Getting the most out of your mixer
Whips cream with ease
The Eclectrics Stand Mixer whips cream very quickly. Watch cream closely during whipping because there are just a few seconds between whipping stages. Look for these characteristics: (1) Begins to thicken: Cream is thick and custard-like (2) Holds its shape: Cream forms soft peaks when whisk is removed. Can be folded into other ingredients when making desserts and sauces (3) Stiff: Cream stands in stiff, sharp peaks when whisk is removed. Use for topping cakes or desserts, or filling for cream puffs.
Mixing cookie dough
Cookie dough is one of the thickest doughs to mix. Make it easier by following these tips: (1) Have butter or margarine at room temperature (2) Add ingredients one at a time, thoroughly mixing after each addition (3) Add flour one cup at a time (4) If the mixer seems to struggle, increase the speed setting.
Chocolate Velvet Layer Cake
2 cups cake flour, 1⁄2 cup unsweetened baking cocoa, 2 teaspoons baking soda, 1⁄4 teaspoon salt, 10 tablespoons butter, room temperature, 2 cups light brown sugar, packed, 2 eggs, 1 teaspoon vanilla, 3⁄4 cup sour cream, and 3⁄4 cup cold brewed coffee
Preheat oven to 350ºF. In a small bowl stir together flour, cocoa, baking soda, and salt. Set aside. Using flat beater attachment, cream butter and sugar on setting 4. Add eggs 1 at a time beating well after each addition. Add vanilla. Reduce speed to setting 2. Add half of flour mixture, then all of sour cream. Add remaining flour mixture. Then slowly pour in coffee. Mix on setting 2 about 30 seconds. Turn off mixer and scrape sides and bottom of bowl. Turn mixer on to setting 4 and mix until thoroughly blended. Divide batter between 2 greased and wax paper lined 9-inch (23x3 cm) round cake pans. Bake 30 to 35 minutes or until tests done. Cool in pan for 5 minutes then remove from pans and cool on racks. Frost with Bittersweet Chocolate Frosting. Makes one 2-layer cake.

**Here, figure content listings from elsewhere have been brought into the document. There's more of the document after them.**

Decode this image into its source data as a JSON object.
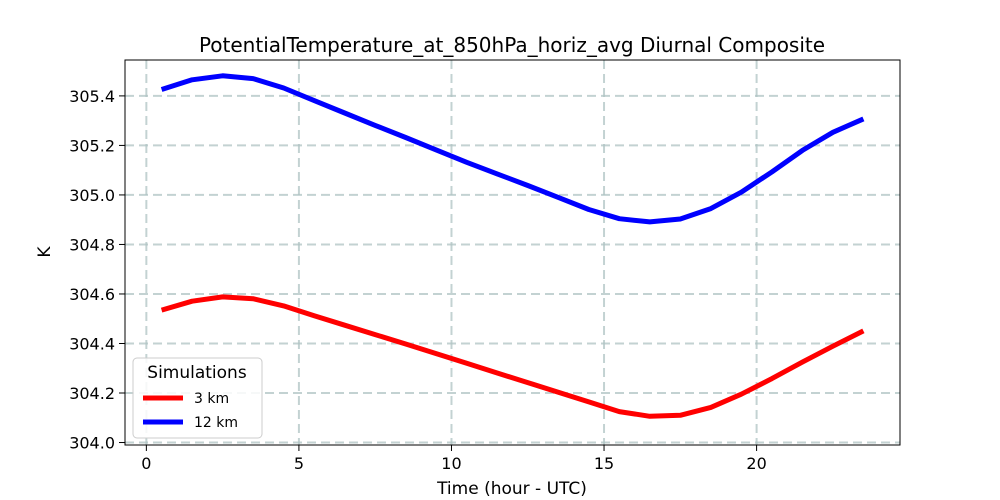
{
  "chart_data": {
    "type": "line",
    "title": "PotentialTemperature_at_850hPa_horiz_avg Diurnal Composite",
    "xlabel": "Time (hour - UTC)",
    "ylabel": "K",
    "xlim": [
      -0.7,
      24.7
    ],
    "ylim": [
      303.99,
      305.545
    ],
    "xticks": [
      0,
      5,
      10,
      15,
      20
    ],
    "yticks": [
      304.0,
      304.2,
      304.4,
      304.6,
      304.8,
      305.0,
      305.2,
      305.4
    ],
    "ytick_labels": [
      "304.0",
      "304.2",
      "304.4",
      "304.6",
      "304.8",
      "305.0",
      "305.2",
      "305.4"
    ],
    "grid": true,
    "legend": {
      "title": "Simulations",
      "placement": "lower-left"
    },
    "x": [
      0.5,
      1.5,
      2.5,
      3.5,
      4.5,
      5.5,
      6.5,
      7.5,
      8.5,
      9.5,
      10.5,
      11.5,
      12.5,
      13.5,
      14.5,
      15.5,
      16.5,
      17.5,
      18.5,
      19.5,
      20.5,
      21.5,
      22.5,
      23.5
    ],
    "series": [
      {
        "name": "3 km",
        "color": "#ff0000",
        "values": [
          304.535,
          304.571,
          304.588,
          304.581,
          304.552,
          304.512,
          304.474,
          304.436,
          304.398,
          304.359,
          304.32,
          304.281,
          304.242,
          304.203,
          304.164,
          304.125,
          304.106,
          304.11,
          304.142,
          304.195,
          304.258,
          304.325,
          304.389,
          304.451
        ]
      },
      {
        "name": "12 km",
        "color": "#0000ff",
        "values": [
          305.426,
          305.465,
          305.481,
          305.47,
          305.432,
          305.381,
          305.331,
          305.281,
          305.232,
          305.182,
          305.132,
          305.085,
          305.038,
          304.99,
          304.941,
          304.904,
          304.891,
          304.903,
          304.945,
          305.011,
          305.093,
          305.18,
          305.253,
          305.307
        ]
      }
    ]
  }
}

Bittersweet Chocolate Frosting
1⁄3 cup (80 ml) butter, room temperature, 21⁄2 cups (625 ml) confectioners sugar, 3⁄4 cup (175 ml) unsweetened baking cocoa, 1⁄4 cup milk, 1 to 2 tablespoons cold brewed coffee, and 1 teaspoon vanilla
Using flat beater attachment, beat butter on setting 4 until smooth. Add confectioners sugar and cocoa alternately with milk and continue beating until smooth. Add vanilla and beat until smooth and blended.